Published on 22 April, 2014
|The revised version of the Code of Practice has also been harmonised with the Government’s CCTV Code of Practice
An important Code of Practice for the CCTV sector has been revised by the British Security Industry Association (BSIA) in order to reflect the very latest in surveillance camera installation standards.
The Code of Practice, which relates to the planning, design, installation and operation of CCTV systems, was first published in the early 1990s and remains one of the most downloaded of the BSIA’s publications. With so much change currently affecting the CCTV sector - including newly-created IEC and Cenelec standards - this latest revision was undertaken to reflect current installation practices and bring together all requirements from across the standards landscape.
Mark Wherrett, Chairman of the BSIA’s CCTV Technical group, which focuses on standards development and guidance, comments: “The BSIA’s Code of Practice remains the go-to document for all CCTV installers, so we wanted to update it to provide users with a cohesive overview of all of the standards and regulations to which they are required to adhere.”
“The landscape of CCTV standards is complex and can be difficult to navigate, so this Code of Practice, with associated guidance is intended to provide a single point of information for installers wishing to provide a quality service compliant to legislative requirements.”
The revised version of the Code of Practice has also been harmonised with the Government’s CCTV Code of Practice, absorbing the 12 principles laid out by the Surveillance Camera Commissioner to enable readers to see where the Government’s requirements are reflected in the Code.
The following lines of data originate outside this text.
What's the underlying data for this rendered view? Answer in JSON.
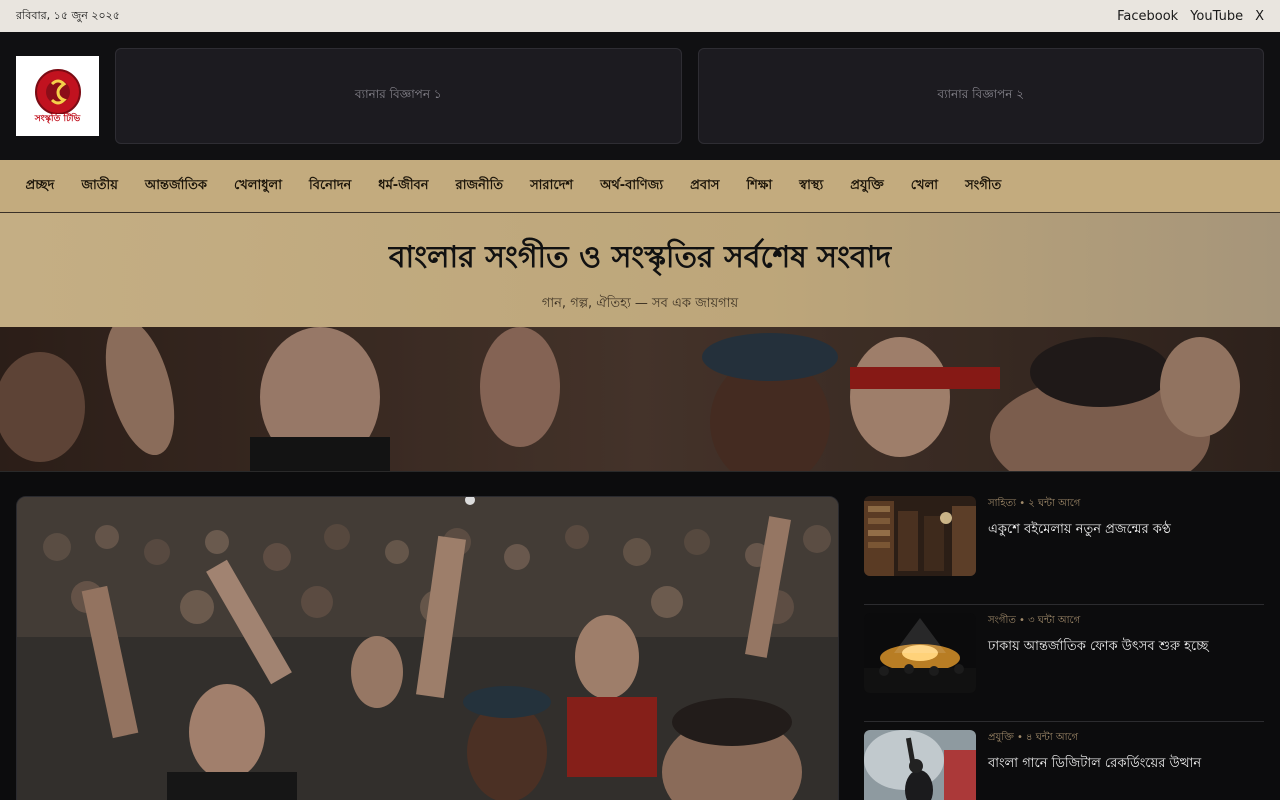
{
  "topbar": {
    "date": "রবিবার, ১৫ জুন ২০২৫",
    "social": [
      "Facebook",
      "YouTube",
      "X"
    ]
  },
  "header": {
    "logo_text": "সংস্কৃতি টিভি",
    "ads": [
      "ব্যানার বিজ্ঞাপন ১",
      "ব্যানার বিজ্ঞাপন ২"
    ]
  },
  "nav": {
    "items": [
      "প্রচ্ছদ",
      "জাতীয়",
      "আন্তর্জাতিক",
      "খেলাধুলা",
      "বিনোদন",
      "ধর্ম-জীবন",
      "রাজনীতি",
      "সারাদেশ",
      "অর্থ-বাণিজ্য",
      "প্রবাস",
      "শিক্ষা",
      "স্বাস্থ্য",
      "প্রযুক্তি",
      "খেলা",
      "সংগীত"
    ]
  },
  "banner": {
    "title": "বাংলার সংগীত ও সংস্কৃতির সর্বশেষ সংবাদ",
    "subtitle": "গান, গল্প, ঐতিহ্য — সব এক জায়গায়"
  },
  "sidebar": {
    "stories": [
      {
        "meta": "সাহিত্য • ২ ঘন্টা আগে",
        "title": "একুশে বইমেলায় নতুন প্রজন্মের কণ্ঠ"
      },
      {
        "meta": "সংগীত • ৩ ঘন্টা আগে",
        "title": "ঢাকায় আন্তর্জাতিক ফোক উৎসব শুরু হচ্ছে"
      },
      {
        "meta": "প্রযুক্তি • ৪ ঘন্টা আগে",
        "title": "বাংলা গানে ডিজিটাল রেকর্ডিংয়ের উত্থান"
      }
    ]
  },
  "colors": {
    "topbar_bg": "#e9e5df",
    "nav_bg": "#c3ab7e",
    "page_bg": "#0c0c0d"
  }
}
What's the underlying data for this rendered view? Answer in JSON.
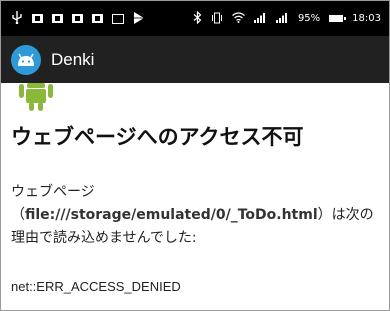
{
  "status_bar": {
    "battery_text": "95%",
    "time": "18:03"
  },
  "app_bar": {
    "title": "Denki",
    "logo_icon": "android-robot-icon",
    "logo_color": "#2f9ad8"
  },
  "error_page": {
    "mascot_icon": "android-mascot-icon",
    "mascot_color": "#8ab83a",
    "heading": "ウェブページへのアクセス不可",
    "message_line1": "ウェブページ",
    "message_url_prefix": "（",
    "message_url": "file:///storage/emulated/0/_ToDo.html",
    "message_url_suffix": "）は次の理由で読み込めませんでした:",
    "error_code": "net::ERR_ACCESS_DENIED"
  }
}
"We wanted to update it to provide
users with a cohesive overview of
all of the standards and regulations
to which they are required to adhere"
Simon Adcock, Chairman of the BSIA’s CCTV Section, says: “While the British Security Industry Association’s CCTV section welcomed the launch of the Government’s CCTV Code of Practice last year, it’s important to reiterate that with only 1 in 70 CCTV cameras existing under public sector ownership and the majority of Police evidence originating from privately-owned cameras, this current regulation only covers a tiny proportion of CCTV systems.”
“As such, the importance of encouraging the adoption of best practice among installers, while driving standards of system selection, installation and operation, is paramount, and the BSIA is proud to lead the way in the development and dissemination of best practice.”
A copy of the BSIA’s new Code of Practice can be downloaded from the Association’s website.
A video of the BSIA’s Technical Manager, David Wilkinson, discussing the publication of the revised Code of Practice, can be viewed on the BSIA’s YouTube channel.